First, let’s talk about the economy. Media pundits and marketers have been working double overtime to redefine what a recession is, but the truth is, the numbers don’t lie. The U.S. economy is slowing down. Inflation is high, and the cost of doing business is rising.

Not all is doom and gloom. The HVAC Industry is positioned to have an overall great year in 2023 based on three trends: Growth, New Technology, and Sustainability.

Sure, many other trends are happening simultaneously, but I think these three encapsulate all of them. Here’s why:

HVAC Industry Growth

The AHR Expo and ASHRAE Journal 2023 Survey reports that 88% of HVAC business owners reported a good or excellent business year in 2022. In that survey, 43% of respondents said they expect between five to 10% growth in 2023. Another 25% expect growth to exceed 10%.

Furthermore, according to projections by the U.S. Bureau of Labor Statistics, the 1.2 million people in the U.S. currently employed by HVAC companies should increase by 5% through 2028!

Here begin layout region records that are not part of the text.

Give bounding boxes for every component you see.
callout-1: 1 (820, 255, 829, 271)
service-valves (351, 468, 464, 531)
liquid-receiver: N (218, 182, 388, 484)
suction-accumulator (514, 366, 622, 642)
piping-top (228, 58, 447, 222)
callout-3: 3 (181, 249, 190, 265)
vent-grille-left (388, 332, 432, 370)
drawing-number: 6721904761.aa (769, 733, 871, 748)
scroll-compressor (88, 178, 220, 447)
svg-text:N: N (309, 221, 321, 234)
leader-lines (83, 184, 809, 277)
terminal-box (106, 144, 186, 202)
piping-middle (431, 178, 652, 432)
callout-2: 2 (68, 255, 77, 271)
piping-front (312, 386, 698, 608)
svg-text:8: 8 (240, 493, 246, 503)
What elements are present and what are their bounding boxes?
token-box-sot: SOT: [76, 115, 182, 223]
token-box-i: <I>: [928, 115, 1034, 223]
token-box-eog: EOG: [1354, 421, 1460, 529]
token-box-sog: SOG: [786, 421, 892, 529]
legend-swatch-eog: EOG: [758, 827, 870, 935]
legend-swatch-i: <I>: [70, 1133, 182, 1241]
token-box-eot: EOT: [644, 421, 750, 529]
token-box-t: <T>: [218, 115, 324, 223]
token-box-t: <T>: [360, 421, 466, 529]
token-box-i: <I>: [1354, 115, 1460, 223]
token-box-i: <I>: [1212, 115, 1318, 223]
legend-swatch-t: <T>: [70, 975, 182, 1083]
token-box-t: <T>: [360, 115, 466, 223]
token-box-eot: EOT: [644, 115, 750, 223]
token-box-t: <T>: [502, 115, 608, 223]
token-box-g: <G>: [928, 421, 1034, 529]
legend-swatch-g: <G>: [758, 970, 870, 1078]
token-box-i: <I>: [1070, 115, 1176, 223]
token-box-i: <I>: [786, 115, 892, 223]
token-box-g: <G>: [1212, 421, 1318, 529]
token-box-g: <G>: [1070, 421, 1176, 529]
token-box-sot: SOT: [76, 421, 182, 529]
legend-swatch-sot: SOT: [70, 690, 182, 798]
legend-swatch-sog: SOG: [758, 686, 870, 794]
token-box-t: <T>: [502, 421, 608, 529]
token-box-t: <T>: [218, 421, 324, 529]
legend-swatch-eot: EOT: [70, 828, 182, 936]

According to Air-Conditioning, Heating, and Refrigeration Institute (AHRI) statistics, as of October 2022, HVAC central air conditioners and air-source heat pump combined shipments (year-to-date) increased by 1.9% from the same period in 2021.
However, the trend slips downward when you examine individual equipment-type shipments. For example, air conditioner units alone dropped 3.8% year-over-year in October. Forced-air furnace shipments were off by 0.7%, oil-fired furnaces by 25%, and residential storage water heaters by 16.9%. Shipments of residential heat pumps alone were the only year-to-year equipment that saw a boost: they increased by 11.4%.

Isn’t that interesting? Demand for heat pumps is increasing, despite rising costs. Some of that is because the energy efficiencies of heat pumps. Some attribute this to the green energy push in the U.S. today, are more attractive and valuable to consumers today. More on that in a bit.

Undoubtedly, costs for finished equipment (and just about everything else Americans consume) will continue to rise in 2023. The Federal Reserve’s inflation fight may slow down runaway demand, but it impacts interest rates, which will negatively impact new construction.

The replacement market, however, will remain strong – but not in the way you usually would think. According to Matt Michel of Service Nation in an ACHR News article, the industry may see fewer replacements, yet replacement revenue will climb!